LACOSTE André, Abel, Joseph.

Par André Balent

Né le 11 décembre 1905 à Espira-de-l’Agly (Pyrénées-Orientales), mort le 22 septembre 1987 à Rivesaltes (Pyrénées-Orientales) ; ouvrier maçon à Rivesaltes ; militant de la CGTU, puis de la CGT ; militant du PC ; résistant des Pyrénées-Orientales puis de l’Ariège ; dirigeant clandestin du PC et du FN de l’Ariège ; organisateur des maquis du Pays de Foix et du Pays d’Olmes ; dirigeant syndical avant et après la Seconde Guerre mondiale dans les Pyrénées-Orientales ; administrateur de caisses de sécurité sociale des Pyrénées-Orientales ; conseiller municipal de Rivesaltes.

André Lacoste était le fils de Jean, propriétaire agricole âgé de 47 ans en 1905 et d’Émilie Telasco, sans profession, âgée de 39 ans à cette même date.
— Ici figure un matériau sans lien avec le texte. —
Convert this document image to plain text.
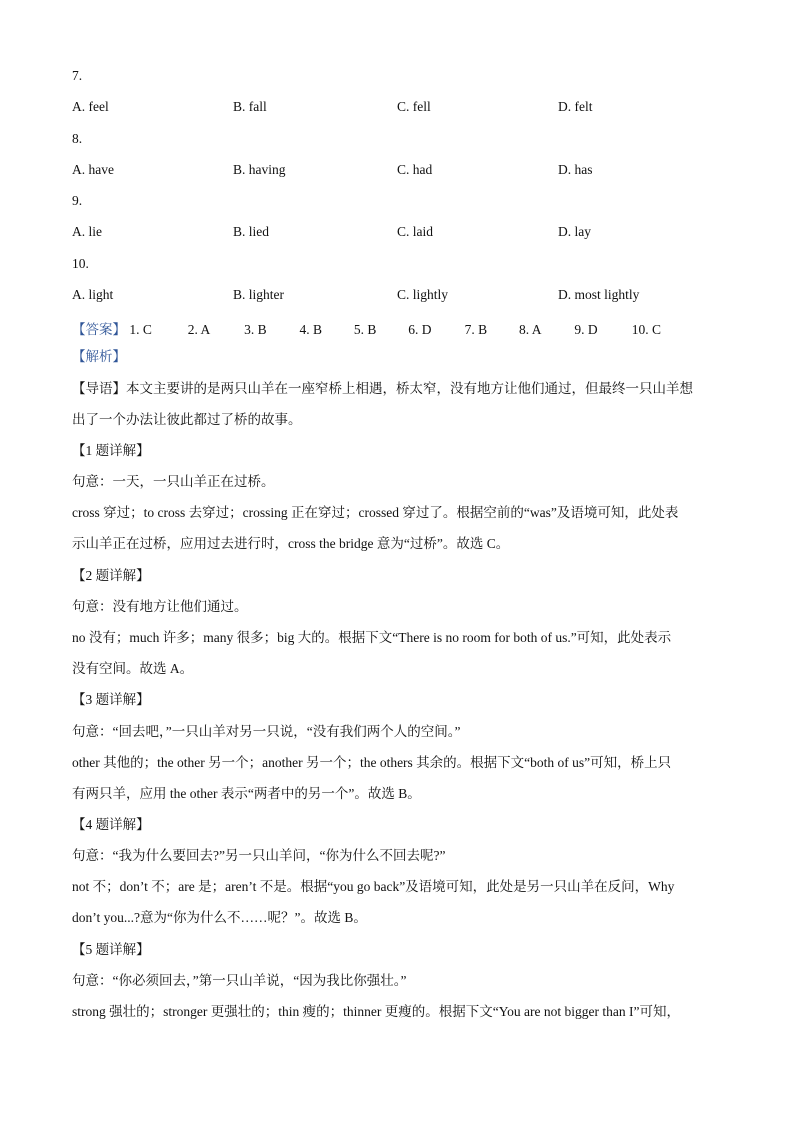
7.
A. feel	B. fall	C. fell	D. felt
8.
A. have	B. having	C. had	D. has
9.
A. lie	B. lied	C. laid	D. lay
10.
A. light	B. lighter	C. lightly	D. most lightly
【答案】 1. C	2. A	3. B 4. B 5. B 6. D 7. B 8. A 9. D	10. C
【解析】
【导语】本文主要讲的是两只山羊在一座窄桥上相遇，桥太窄，没有地方让他们通过，但最终一只山羊想
出了一个办法让彼此都过了桥的故事。
【1 题详解】
句意：一天，一只山羊正在过桥。
cross 穿过；to cross 去穿过；crossing 正在穿过；crossed 穿过了。根据空前的“was”及语境可知，此处表
示山羊正在过桥，应用过去进行时，cross the bridge 意为“过桥”。故选 C。
【2 题详解】
句意：没有地方让他们通过。
no 没有；much 许多；many 很多；big 大的。根据下文“There is no room for both of us.”可知，此处表示
没有空间。故选 A。
【3 题详解】
句意：“回去吧，”一只山羊对另一只说，“没有我们两个人的空间。”
other 其他的；the other 另一个；another 另一个；the others 其余的。根据下文“both of us”可知，桥上只
有两只羊，应用 the other 表示“两者中的另一个”。故选 B。
【4 题详解】
句意：“我为什么要回去?”另一只山羊问，“你为什么不回去呢?”
not 不；don’t 不；are 是；aren’t 不是。根据“you go back”及语境可知，此处是另一只山羊在反问，Why
don’t you...?意为“你为什么不……呢？”。故选 B。
【5 题详解】
句意：“你必须回去，”第一只山羊说，“因为我比你强壮。”
strong 强壮的；stronger 更强壮的；thin 瘦的；thinner 更瘦的。根据下文“You are not bigger than I”可知，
Veuve, sa mère dut travailler comme ouvrière agricole afin de subvenir aux besoins de ses trois enfants. .Son village d’origine, Espira-de-l’Agly est seulement distant de 4 km de Rivesaltes où il s’installa et où il milita, à l’exception des mois, intenses, de clandestinité.

Il travailla à partir de l’âge de treize ans comme ouvrier agricole pendant une année. Puis il fut embauché comme manœuvre dans une entreprise du Bâtiment. En 1926, il quitta Espira pour effectuer son service militaire au 37e régiment d’infanterie coloniale. Gravement blessé pendant des manœuvres, il fut réformé et à son retour, il reprit avec difficulté son métier de maçon.

André Lacoste exerça la profession d’ouvrier maçon à Rivesaltes où il se maria le 14 janvier 1928 à Rivesaltes avec Yvonne Grau dont il eut trois enfants. André Lacoste se manifesta en premier lieu avant tout comme syndicaliste, d’abord à la CGTU dès 1928 (pendant la grande grève des ouvriers agricoles de Rivesaltes, imposant mouvement qui décida de son engagement) puis à la CGT réunifiée en 1935. La militance syndicale le conduisit à adhérer ensuite au PC en 1930.

Il vécut avec intensité les années 1934-1936 en participant aux manifestations qui préparèrent la victoire du Front populaire. Très actif en juin 1936, pendant la grève générale, il exalta, selon son camarade et ami très proche, Émile Dardenne, « l’occupation des chantiers et des usines ».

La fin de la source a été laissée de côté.